A panel of D.C. Circuit judges ruled Tuesday the law allows federal subsidies to flow only through state-created marketplaces and not to people who bought coverage through Healthcare.gov. But on the same day, a 4th Circuit ruling in a separate, but similar, case allows the federal government to give subsidies to those people who meet the criteria whether they bought a plan through a federal or a state marketplace.
So what does this all mean for Utahns? Here are some answers:
Why might Utah be affected by these rulings?
The new federal health law, often dubbed Obamacare, encouraged states to create their own insurance marketplaces, online portals where people could shop for coverage if they do not get insurance through their jobs. Thirty-six states, mostly led by Republicans opposed to the law, ultimately refused.
As a result, the federal government created Healthcare.gov.
Utah does have a marketplace for small businesses, called Avenue H, but Gov. Gary Herbert decided in late 2012 that he wouldn’t create a marketplace for individuals searching for coverage on their own.
What is the next legal step?
The Obama administration plans to appeal the 2-1 panel decision to the full D.C. Circuit. It’s possible that one or both of these cases could eventually go to the U.S. Supreme Court. If that happens, a final ruling would be months away.
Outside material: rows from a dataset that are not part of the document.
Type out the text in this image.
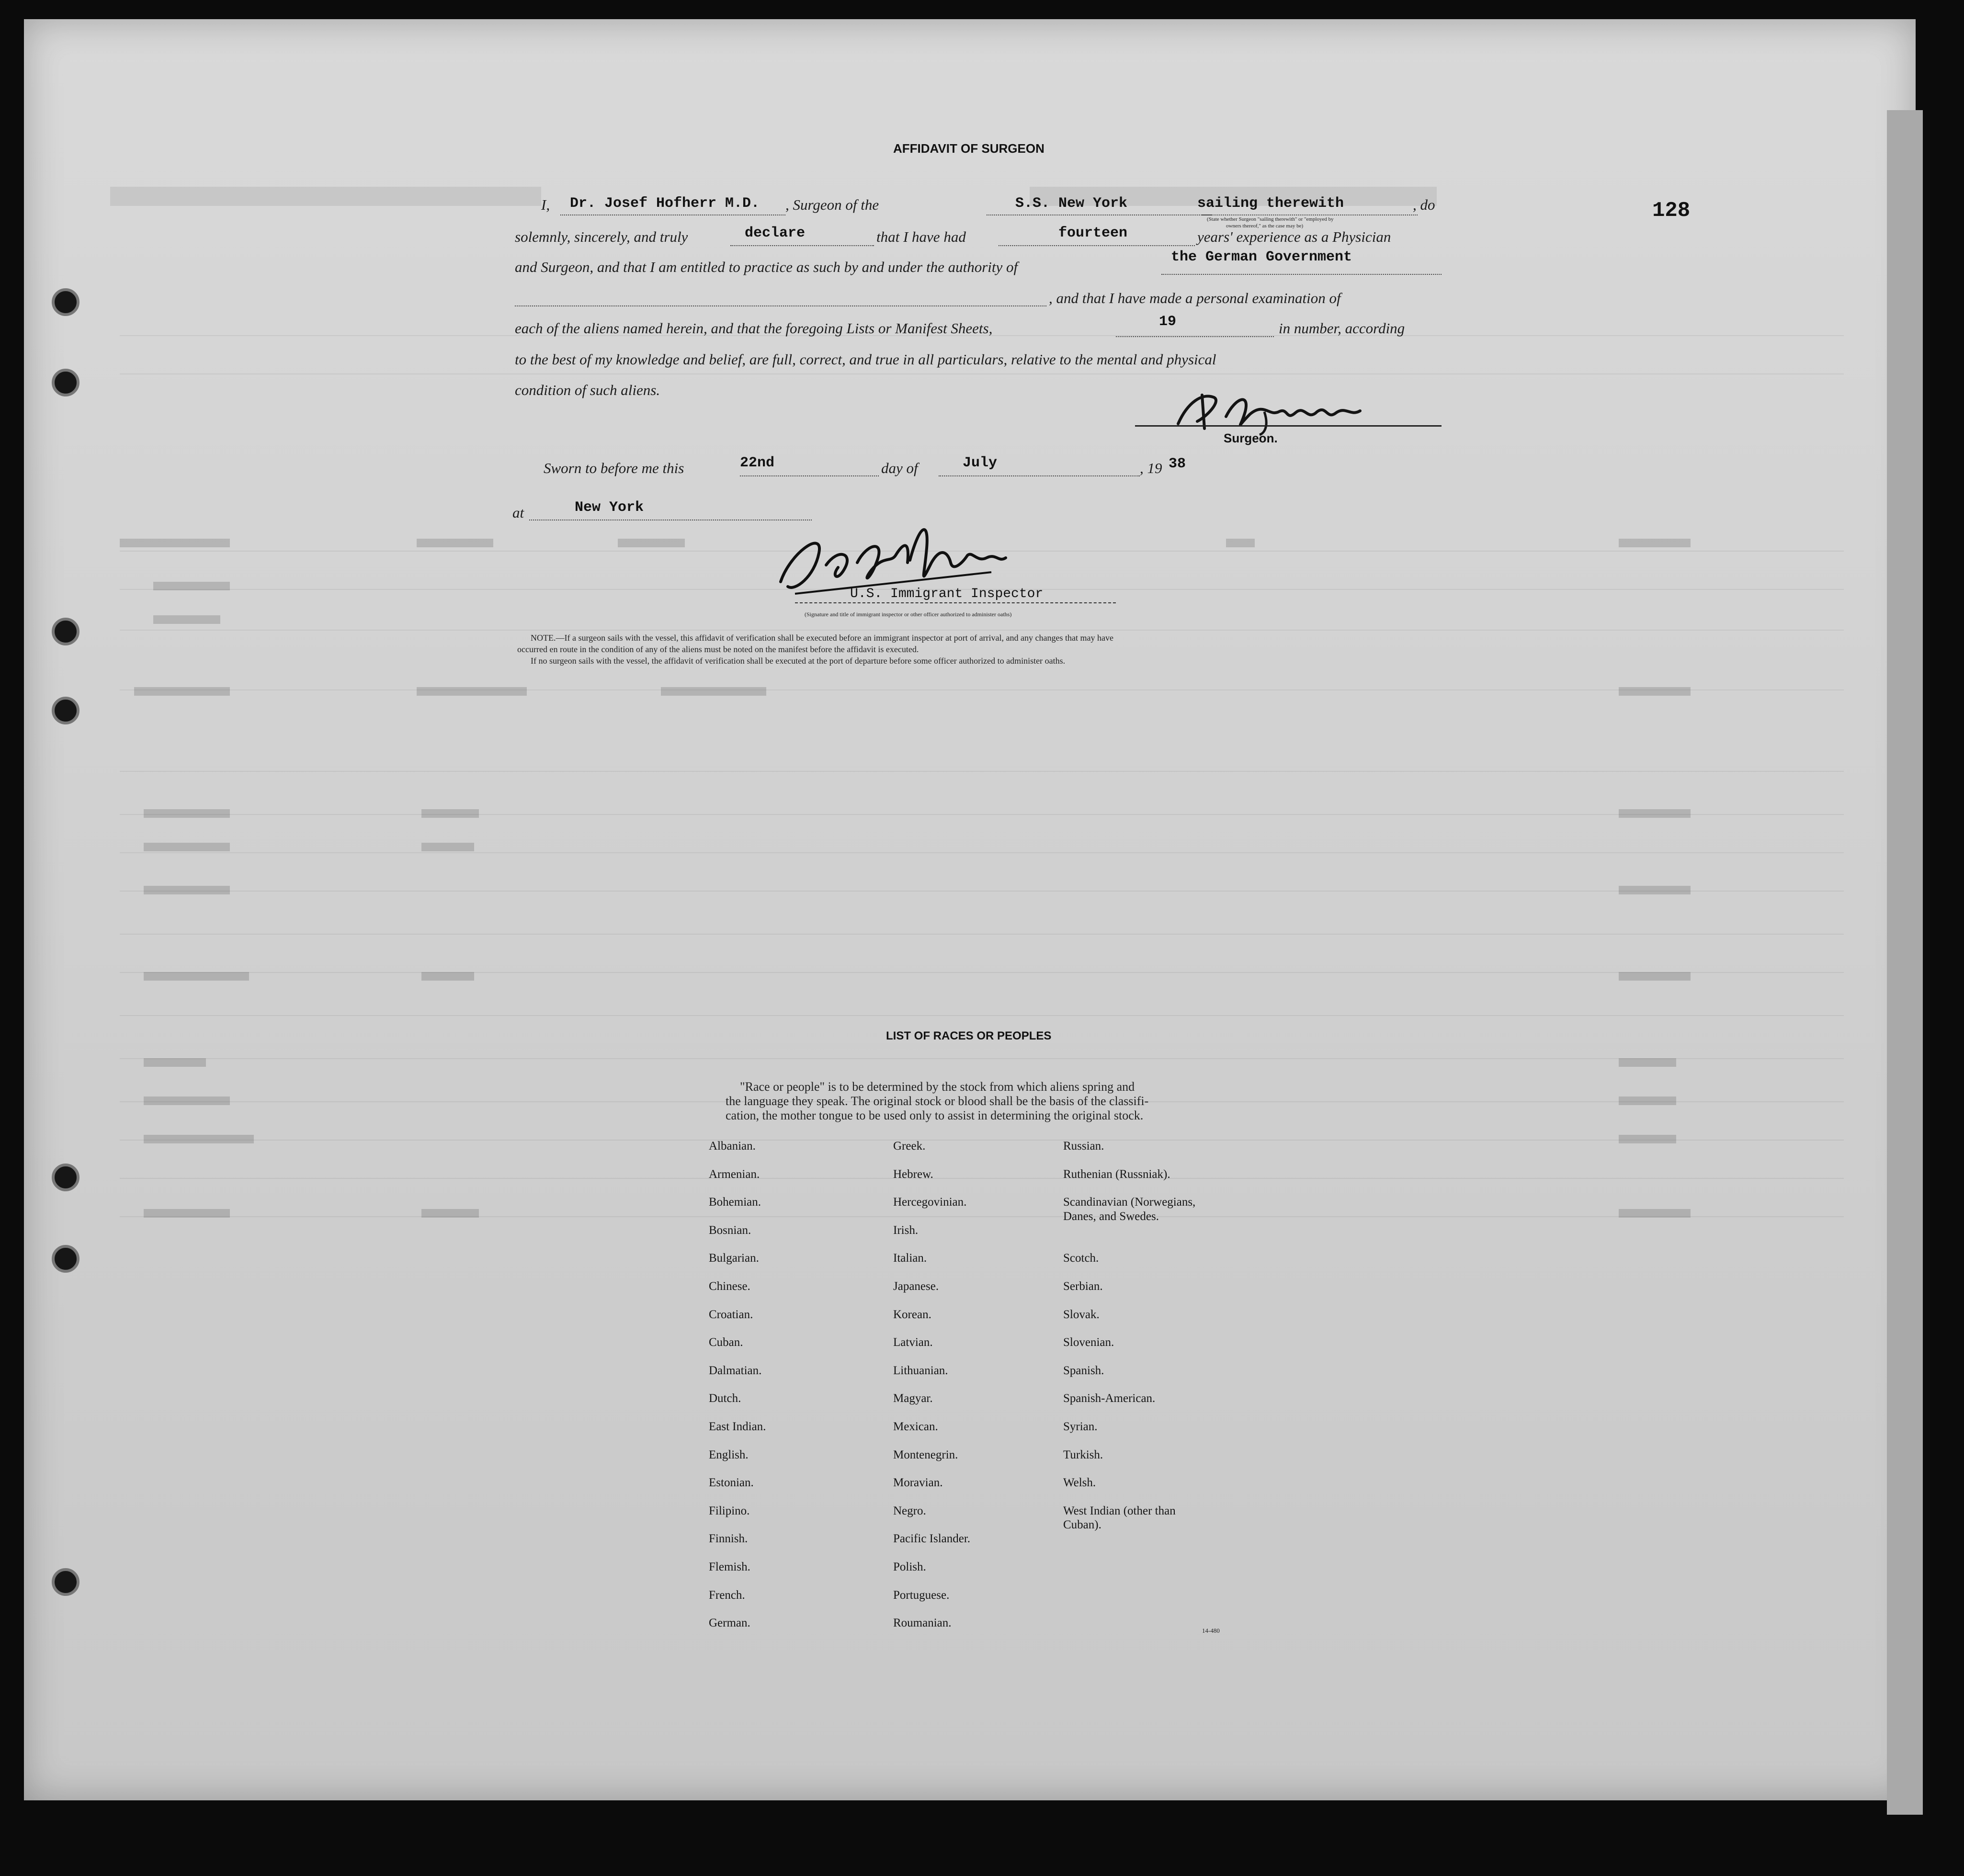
128
AFFIDAVIT OF SURGEON
I, Dr. Josef Hofherr M.D. , Surgeon of the	S.S. New York	sailing therewith	, do
(State whether Surgeon "sailing therewith" or "employed by
owners thereof," as the case may be)
solemnly, sincerely, and truly	declare	that I have had	fourteen	years' experience as a Physician
and Surgeon, and that I am entitled to practice as such by and under the authority of
the German Government
, and that I have made a personal examination of
each of the aliens named herein, and that the foregoing Lists or Manifest Sheets,	19	in number, according
to the best of my knowledge and belief, are full, correct, and true in all particulars, relative to the mental and physical
condition of such aliens.
Surgeon.
Sworn to before me this	22nd	day of	July	, 19 38
at	New York
U.S. Immigrant Inspector
(Signature and title of immigrant inspector or other officer authorized to administer oaths)
NOTE.—If a surgeon sails with the vessel, this affidavit of verification shall be executed before an immigrant inspector at port of arrival, and any changes that may have
occurred en route in the condition of any of the aliens must be noted on the manifest before the affidavit is executed.
If no surgeon sails with the vessel, the affidavit of verification shall be executed at the port of departure before some officer authorized to administer oaths.
LIST OF RACES OR PEOPLES
"Race or people" is to be determined by the stock from which aliens spring and
the language they speak. The original stock or blood shall be the basis of the classifi-
cation, the mother tongue to be used only to assist in determining the original stock.
Albanian.
Armenian.
Bohemian.
Bosnian.
Bulgarian.
Chinese.
Croatian.
Cuban.
Dalmatian.
Dutch.
East Indian.
English.
Estonian.
Filipino.
Finnish.
Flemish.
French.
German.
Greek.
Hebrew.
Hercegovinian.
Irish.
Italian.
Japanese.
Korean.
Latvian.
Lithuanian.
Magyar.
Mexican.
Montenegrin.
Moravian.
Negro.
Pacific Islander.
Polish.
Portuguese.
Roumanian.
Russian.
Ruthenian (Russniak).
Scandinavian (Norwegians,
Danes, and Swedes.
Scotch.
Serbian.
Slovak.
Slovenian.
Spanish.
Spanish-American.
Syrian.
Turkish.
Welsh.
West Indian (other than
Cuban).
14-480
How many Utahns received such subsidies?
As of mid-April, 84,601 Utahns had signed up for coverage through Healthcare.gov and more than 72,700 of them received federal subsidies. The average subsidy was around $174 per month. It’s likely that hundreds, if not thousands, of Utahns have signed up since mid-April because they have changed jobs or lost their previous plans for another reason.
Nationwide, 4.5 million people received subsidies.